Fascinating! Stunning! Eye-Opener! It has been years since I visited the New Bedford Whaling Museum and I was “blown out of the water!” to use an old maritime cliché. Two new exhibits, Courtney M. Leonard’s “BREACH: Logbook 24 | Scrimshaw” and the “The Wider World of Scrimshaw” were the reason for my visit, but it was the main collection itself that immediately intrigued me.
Visitors are greeted by two enormous whale skeletons hanging ominously overhead, suspended from the ceiling. If those giant bones don’t get your attention, underneath them is a strange large pink object about five feet high with round cylindric openings pointing in every direction. It is a plastic replica of a real blue whale heart, made in Australia, weighing 660 pounds, installed in 2018.
If your museum is housed in a set of small rooms in a small building, make every wall-inch count.
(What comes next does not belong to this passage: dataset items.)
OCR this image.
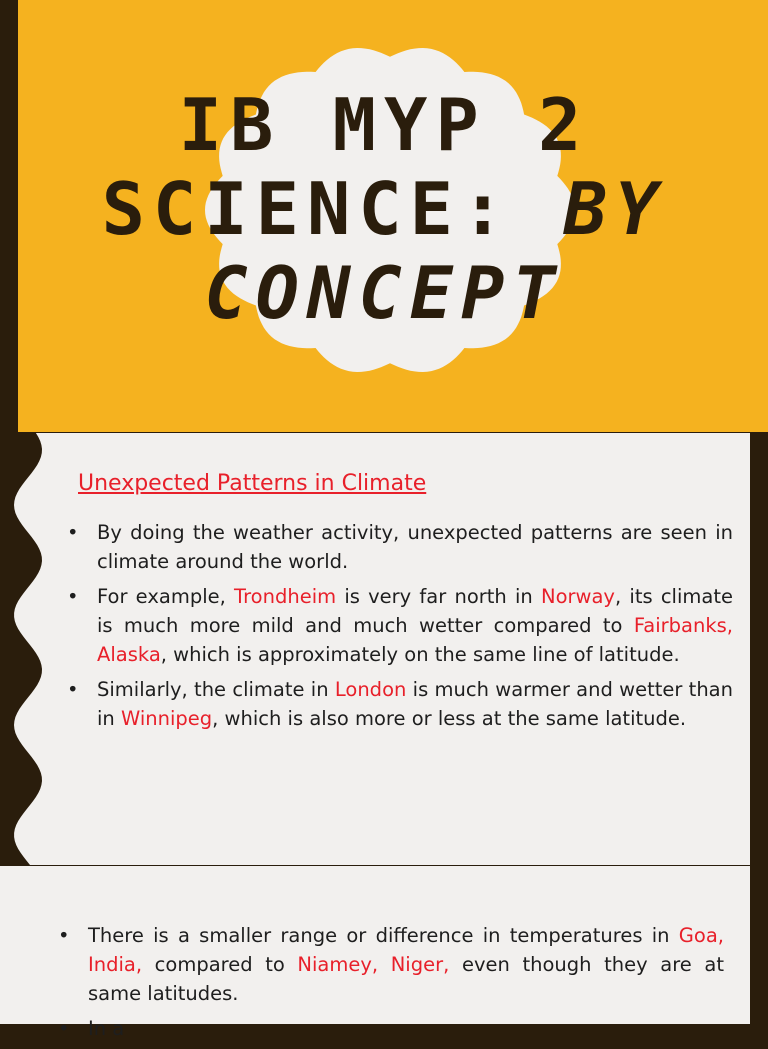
IB MYP 2
SCIENCE: BY
CONCEPT
Unexpected Patterns in Climate
• By doing the weather activity, unexpected patterns are seen in climate around the world.
• For example, Trondheim is very far north in Norway, its climate is much more mild and much wetter compared to Fairbanks, Alaska, which is approximately on the same line of latitude.
• Similarly, the climate in London is much warmer and wetter than in Winnipeg, which is also more or less at the same latitude.
• There is a smaller range or difference in temperatures in Goa, India, compared to Niamey, Niger, even though they are at same latitudes.
• In a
Pulling myself away from whale heart and bones I found the elevator and searched for the “Scrimshaw” exhibit. But the museum is so densely organized that I found myself admiring 19th century American cut-glass punch bowls and was intrigued by an exhibit of machines for recording whale sounds. I got lost in a gorgeous wood paneled room for the Old Dartmouth Historical Society, saw 19th century American paintings, an exhibit about “coal,” and whales, whales, all about whales, everywhere.
Finally, I found the scrimshaw exhibit and it was just as densely packed as the rest of the museum. What bored sailors, stuck for months on an ocean voyage waiting for the call “Thar she blows!” couldn’t do with sperm whale leftovers of bones, teeth and walrus ivory! A partial list of the amazing objects includes the famous decorative carvings on whales’ teeth, but also canes, women’s corset stays, furniture, spools for thread, needles, yarn spindles, forks and spoons, kitchen tools, chests of drawers, kids’ toys, carriage springs, fishing poles and umbrella ribs. As Wikipedia states, it was “the plastic of its day.”